O jovem bósnio de 19 anos perdeu o pai nas guerras da ex-Jugoslávia:

“Infelizmente, os seres humanos tendem a esquecer-se do passado e por isso repetem os mesmos erros. O Holocausto visou os judeus, mas pode acontecer em qualquer parte do mundo.
Aconteceu meio século depois, na Bósnia, em Srebrenica. Nunca se sabe quem será a próxima vítima.”

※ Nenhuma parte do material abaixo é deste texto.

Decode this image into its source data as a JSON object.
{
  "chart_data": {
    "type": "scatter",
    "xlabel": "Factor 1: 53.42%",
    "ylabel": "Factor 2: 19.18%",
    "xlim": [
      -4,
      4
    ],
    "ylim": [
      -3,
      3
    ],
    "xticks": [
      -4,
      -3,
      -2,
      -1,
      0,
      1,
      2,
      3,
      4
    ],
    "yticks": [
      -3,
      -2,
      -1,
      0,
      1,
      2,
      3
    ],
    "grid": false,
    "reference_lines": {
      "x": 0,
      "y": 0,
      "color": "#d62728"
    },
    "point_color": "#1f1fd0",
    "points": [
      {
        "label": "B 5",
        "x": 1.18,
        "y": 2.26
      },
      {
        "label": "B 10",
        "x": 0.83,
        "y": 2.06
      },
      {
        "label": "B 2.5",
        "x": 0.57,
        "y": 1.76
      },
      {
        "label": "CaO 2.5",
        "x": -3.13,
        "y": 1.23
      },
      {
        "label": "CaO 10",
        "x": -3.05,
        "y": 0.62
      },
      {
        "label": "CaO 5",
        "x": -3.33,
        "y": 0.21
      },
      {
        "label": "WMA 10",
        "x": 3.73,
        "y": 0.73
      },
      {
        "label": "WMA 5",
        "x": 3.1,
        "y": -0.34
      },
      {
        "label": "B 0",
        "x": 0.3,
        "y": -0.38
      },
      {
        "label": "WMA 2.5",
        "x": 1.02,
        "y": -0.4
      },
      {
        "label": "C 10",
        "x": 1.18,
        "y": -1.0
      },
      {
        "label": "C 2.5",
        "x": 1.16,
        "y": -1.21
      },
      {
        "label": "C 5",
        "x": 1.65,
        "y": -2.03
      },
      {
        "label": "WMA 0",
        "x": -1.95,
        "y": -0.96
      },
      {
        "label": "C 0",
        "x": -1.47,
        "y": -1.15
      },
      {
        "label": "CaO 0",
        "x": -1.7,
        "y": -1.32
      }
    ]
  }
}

Haris integra um grupo de jovens que decidiu organizar um seminário em Berlim sobre Tolerância e Democracia.

O evento reuniu participantes de sete países. Arménia, Grécia, Bósnia-Herzegovina, Bélgica, Noruega, Luxemburgo e Alemanha.

Narine Lalafaryan, da Arménia, aprendeu com as diferenças: “Os organizadores são todos diferentes e por vezes em questões específicas temos opiniões diferentes. Ao longo do processo de organização do evento, começámos a ser mais tolerantes e a aceitar outros pontos de vista. É excelente trabalhar numa equipa internacional.”

Os sete jovens encontraram-se por acaso durante um programa de intercâmbio e decidiram criar um projeto conjunto.

Concorreram aos fundos do programa “Juventude em Ação”, uma iniciativa a União Europeia que promove o diálogo intercultural entre os jovens.

Cada organizador preparou um tema específico. Katerina, da Grécia, organizou exercícios de comunicação em público, um elemento decisivo para a vida em democracia: “Tentamos tornar os jovens mais confiantes e capazes de se expressarem. Mesmo que tenham uma opinião diferente, minoritária, devem expressar-se livremente sem medo, porque quem sabe? Se calhar a maioria está errada e minoria está certa.”

Para desmistificar preconceitos religiosos, os organizadores convidaram representantes da Igreja apostólica arménia, da igreja ortodoxa grega e do Islão.

O seminário foi particularmente marcante para Ida Knudsen, militante da juventude Trabalhista norueguesa e sobrevivente do massacre de Utøya: “Através da minha experiência em Utøya aprendi a ser tolerante e a aceitar que as pessoas são diferentes. As pessoas têm várias culturas e religiões, isso é importante, não temos de ser todos iguais.”